We left the metro station at Katsuragawa station and headed for the exit. “Anastasia”- we heard and saw two guys coming to us. They were Haruko and Kana, they greeted us, and led us home past a small military unit, and then along the winding streets of a residential quarter with private low-rise buildings on the outskirts of Kyoto. Until their home, which they filmed with another girl student, was 10 minutes. This two-story house, finished with plaster, is straightforward in Japanese, looking quite old, but without flaws. Inside, everything is a bit different than in Russian houses. From the usual furniture in the living room, where we were stayed for the night, there was a cabinet and a TV cabinet with a TV. There are no chairs, no armchairs, no sofas. The guys are sitting on the floor. And this is one of the distinctive features of Japanese culture. In the retro futuristic green kitchen in the evenings, we discussed and compared our traditions, customs and rules, everyday life, languages and just chatting. Together we cooked. Haruko and Kana – Japanese miso, fish and some other stuff, and we – fried potatoes with chicken, scrambled eggs and toast.
They are students.
They study art, design and photography. Their studies cost 1,000,000 yen a year, but they are on scholarships and study for free. Their graduates are appreciated and they do not need to go in the army. They said that the main purpose of the army of Japan is not defense, but security, relief and disaster management in cases of natural disasters such as tsunamis. If you do not want to be a soldier, you can leave at any time. They have an interesting game “Chain of words” like our “In the Cities”. They drink tasty bright green tea and do not like Japanese pop music.

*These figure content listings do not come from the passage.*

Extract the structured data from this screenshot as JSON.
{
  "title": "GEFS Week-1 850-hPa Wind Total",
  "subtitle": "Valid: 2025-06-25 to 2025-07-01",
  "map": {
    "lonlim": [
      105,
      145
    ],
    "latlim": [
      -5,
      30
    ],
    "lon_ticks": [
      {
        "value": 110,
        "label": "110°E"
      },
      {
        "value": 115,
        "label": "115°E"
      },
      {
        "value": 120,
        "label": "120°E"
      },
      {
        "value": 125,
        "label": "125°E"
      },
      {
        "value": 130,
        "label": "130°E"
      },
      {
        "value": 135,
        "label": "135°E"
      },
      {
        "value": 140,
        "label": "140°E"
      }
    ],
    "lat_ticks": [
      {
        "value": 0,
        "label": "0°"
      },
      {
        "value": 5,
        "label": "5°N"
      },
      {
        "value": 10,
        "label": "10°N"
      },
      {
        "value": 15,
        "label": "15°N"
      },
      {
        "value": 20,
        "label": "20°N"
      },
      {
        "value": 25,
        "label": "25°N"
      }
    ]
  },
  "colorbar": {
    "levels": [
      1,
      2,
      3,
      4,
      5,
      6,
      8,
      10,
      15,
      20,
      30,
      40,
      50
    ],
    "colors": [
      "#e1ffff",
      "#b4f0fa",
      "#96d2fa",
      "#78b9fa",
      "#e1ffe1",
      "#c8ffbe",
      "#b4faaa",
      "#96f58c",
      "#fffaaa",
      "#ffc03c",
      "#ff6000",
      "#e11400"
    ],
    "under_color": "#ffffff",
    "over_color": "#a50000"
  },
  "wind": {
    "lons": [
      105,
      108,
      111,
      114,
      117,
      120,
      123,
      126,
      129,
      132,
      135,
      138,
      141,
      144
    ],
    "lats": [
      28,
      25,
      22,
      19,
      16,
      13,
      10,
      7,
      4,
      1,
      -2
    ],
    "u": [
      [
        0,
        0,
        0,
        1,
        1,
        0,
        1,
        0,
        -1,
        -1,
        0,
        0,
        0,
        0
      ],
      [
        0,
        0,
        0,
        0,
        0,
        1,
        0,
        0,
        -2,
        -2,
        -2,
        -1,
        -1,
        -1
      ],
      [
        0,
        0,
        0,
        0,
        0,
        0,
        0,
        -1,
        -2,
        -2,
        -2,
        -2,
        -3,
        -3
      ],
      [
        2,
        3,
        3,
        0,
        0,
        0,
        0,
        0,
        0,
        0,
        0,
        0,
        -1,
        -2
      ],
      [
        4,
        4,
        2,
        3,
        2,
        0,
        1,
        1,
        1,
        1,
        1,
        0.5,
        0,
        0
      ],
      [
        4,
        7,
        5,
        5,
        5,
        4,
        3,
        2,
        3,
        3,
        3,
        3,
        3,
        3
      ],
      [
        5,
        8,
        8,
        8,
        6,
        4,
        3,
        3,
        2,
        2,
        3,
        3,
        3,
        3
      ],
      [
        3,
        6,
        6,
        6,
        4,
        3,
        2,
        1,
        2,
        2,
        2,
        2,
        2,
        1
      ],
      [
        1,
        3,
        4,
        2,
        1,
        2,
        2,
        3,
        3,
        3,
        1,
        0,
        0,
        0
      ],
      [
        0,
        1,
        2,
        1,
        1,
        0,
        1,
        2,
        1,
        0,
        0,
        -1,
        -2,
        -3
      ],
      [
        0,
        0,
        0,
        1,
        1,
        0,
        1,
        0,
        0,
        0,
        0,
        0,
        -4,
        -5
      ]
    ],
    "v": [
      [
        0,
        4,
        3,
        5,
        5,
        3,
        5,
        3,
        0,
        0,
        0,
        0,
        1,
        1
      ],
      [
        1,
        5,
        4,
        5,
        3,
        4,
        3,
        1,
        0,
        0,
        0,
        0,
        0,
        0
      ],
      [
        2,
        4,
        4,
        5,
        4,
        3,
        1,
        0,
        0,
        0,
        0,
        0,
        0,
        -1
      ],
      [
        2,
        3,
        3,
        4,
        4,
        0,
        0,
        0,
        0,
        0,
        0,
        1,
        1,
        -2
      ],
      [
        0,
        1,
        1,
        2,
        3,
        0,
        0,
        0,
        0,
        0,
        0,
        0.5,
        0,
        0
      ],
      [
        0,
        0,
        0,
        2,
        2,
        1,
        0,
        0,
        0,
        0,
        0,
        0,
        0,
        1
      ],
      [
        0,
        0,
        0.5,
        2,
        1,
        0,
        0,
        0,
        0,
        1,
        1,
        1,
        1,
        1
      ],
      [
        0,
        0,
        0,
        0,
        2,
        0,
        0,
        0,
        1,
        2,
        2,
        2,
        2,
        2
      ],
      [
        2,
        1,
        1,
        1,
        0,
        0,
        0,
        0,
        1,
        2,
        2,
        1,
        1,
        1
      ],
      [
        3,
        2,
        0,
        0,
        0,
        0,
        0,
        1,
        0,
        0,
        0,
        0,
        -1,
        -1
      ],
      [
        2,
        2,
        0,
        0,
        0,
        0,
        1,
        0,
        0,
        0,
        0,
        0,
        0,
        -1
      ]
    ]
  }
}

We have noticed for a long time that we are always where there are no tourists. And what’s more, we get to get to some cool places, very beautiful, where people will rest or walk around, but there will be absolutely no tourists. Most likely this is due to the fact that we do not use public transport and we get to all the cool places on our skateboards. And on the way we find even steeper places! This time we again decided to save on the daily pass for Kyoto City Bus, which costs 500 yen per person, and went to the Park of the Apes on foot. Especially since half a day we spent on catching wi-fi and did not catch anything.
Label on the map.
Nastya noted on the map of Kyoto only Monkey Park and bamboo forest and something else in the other end of the city. Up to the bamboo forest in a straight line from us, there were only 5 kilometers and out of it through the forest led a trail to the Park of the Apes. It was an excellent plan. Wandering for a while along winding streets and after two temples in which we were not allowed, we came upon this majestic green oasis. Well-groomed trail leads steeply uphill, but the forest is wild. A million stalks and not a single tourist, no one at all. We, as fools, walked through the forest with umbrellas, which our Japanese friends kindly lent us, and reached the top of the mountain, from where a beautiful view of the whole of Kyoto opens. Further on the map “maps me” the path led along the top of another ridge in the Park of the Monkeys and we thought that we had found this path. But when we went along it, it disappeared and we were just walking down the mountain in the forest, climbing under the trees and gliding along the wet grass. We thought we were lost, but still, swearing, went go on.
– A monkey!
– Over there! Oh, one more!
– Wow! There’s a whole family there.
We dropped everything and started taking pictures and video clips of cool monkeys that surrounded us from all sides. They sat on branches literally a meter from us and they were almost wild and free. Yeah almost! Soon we realized why until this moment did not see a single monkey in the whole forest. Here, in Kyoto in the park of monkeys, they are fed and do business on it. And the path was blocked from above, and it was overgrown with grass. We realized that we are behind a fence where tourists can not enter, where there were not even workers, only monkeys on their trees.
We parted the rabitsa and invisibly sneaked into the People’s Park. We threw off things on the bench and only managed to pretend to be tourists, as saw the employees of the park making their way to us through the barriers. It turned out that tourists can not be here. Ha! It’s time to “include a fool”!
– Hello, you can not be here!
– Hello, we do not know how it turned out! We came from the mountain. First we walked along the path, but then it disappeared and on the map it was still … I’ll show you, look!
– Wow! All clear! But the entrance to the park territory is paid, if you want to stay here you need to pay 1000 yen.
– OK, no problem. And if we leave now? – by the way, we were already late for a meeting with Haruko and Kana.
– Can you hold us before the exit? – and the staff took us to the exit.
They spent us half the way and said that there already know that we descended the mountain. And we went downstairs and joked about the tourists who go upstairs to look at a couple of monkeys, which for the most part are all in the woods behind the fences. The face is serious and we go outside. That’s where everyone – they pay for the entrance to the well-groomed bamboo forest!